I am 11 months pp. Had an unmedicated hospital birth, but I pushed before I was ready and wound up with a 3rd degree tear. I also did not prep my perineum in the last month of pregnancy. Ooops.

The bottom line is: sex is still uncomfortable. I want to enjoy it again. Short of going back to the gyno, what can I do to feel better?

TIA.
post #2 of 6
I had a 3rd degree epis with my daughter and sex still hurt at a year.

I tried various positions, more lube, even doing some perineal stretching periodically with dh.

Ultimately, (and I'm NOT saying this is the case for you - I was CUT and I think I did not heal well or was not repaired well) I had reconstructive surgery when my dd was 16 mos old.

Have you tried stretching? What about using Vit E oil?
post #3 of 6
I only had a first degree tear, and dd is only 5 months, but sex is still uncomfortable. If the tear healed ok, it might be more due to the fact that you are nursing than the tear. Breastfeeding really dries thing up.

For us lots of lube, forplay, and different postions help.
post #4 of 6
I had an episiotomy (which I often refer to as the violation as it was done against my demands) which took a little over a year to completely heal. I agree that nursing can put a damper on things, too. Don't blame yourself. Prepping the perineal tissue is helpful for some/not for others. I don't think it has even been proven to make all that much difference. I have a friend who did some sort of estrogen cream which she raved about??? For me, it was the tincture of time and a really understanding dh.

On a happier note, w/my second birth, I pushed when I needed to--in the water---no tears!
post #5 of 6
I only had a slight tear, and we had to use lube and go slowly for quite awhile. I can't remember if it was a whole year, but it was at least 8 months or so. And then we were using condoms, which have a lubrication to them. Of course, I also remember laughing at the 'no sex for 2 weeks rule.' 2 weeks - try 2 months! It took quite awhile for me to feel at all ready to even attempt sex.

My SIL had a horrible tear - basically the baby came flying out and actually came out of the pernieum, not her vaginal opening. Her dd is almost 1.5yp, and a few months ago she mentioned that it was still uncomfortable.
post #6 of 6
Just a crazy thought-- try using EPO as a lubricant during sex.
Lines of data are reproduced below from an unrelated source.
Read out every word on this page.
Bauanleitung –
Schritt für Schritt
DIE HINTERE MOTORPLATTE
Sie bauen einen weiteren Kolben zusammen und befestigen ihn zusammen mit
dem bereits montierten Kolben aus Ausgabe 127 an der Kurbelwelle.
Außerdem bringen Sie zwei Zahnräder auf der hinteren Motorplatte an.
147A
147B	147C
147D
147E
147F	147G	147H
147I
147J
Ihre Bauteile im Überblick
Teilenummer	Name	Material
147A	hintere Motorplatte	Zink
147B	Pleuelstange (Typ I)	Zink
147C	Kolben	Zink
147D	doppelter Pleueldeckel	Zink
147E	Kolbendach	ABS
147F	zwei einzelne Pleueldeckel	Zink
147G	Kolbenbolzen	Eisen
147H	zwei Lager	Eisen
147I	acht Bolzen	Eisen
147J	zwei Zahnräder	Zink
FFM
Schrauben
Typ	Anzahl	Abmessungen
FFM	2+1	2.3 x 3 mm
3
EPO helps relax and stretch tissues. We used this method when I was trying to get my baby out. It might just be coincidence but I didn't tear during birth except one tiny one that healed on its own. I have a bad episiotomy scar from my first birth and I think that all that use of EPO helped to make it stretch during childbirth. So it might help during sex too.

P.S. The tiny tear in my last birth was on the side, not anywher near my old scar, and was from baby's head coming out crooked.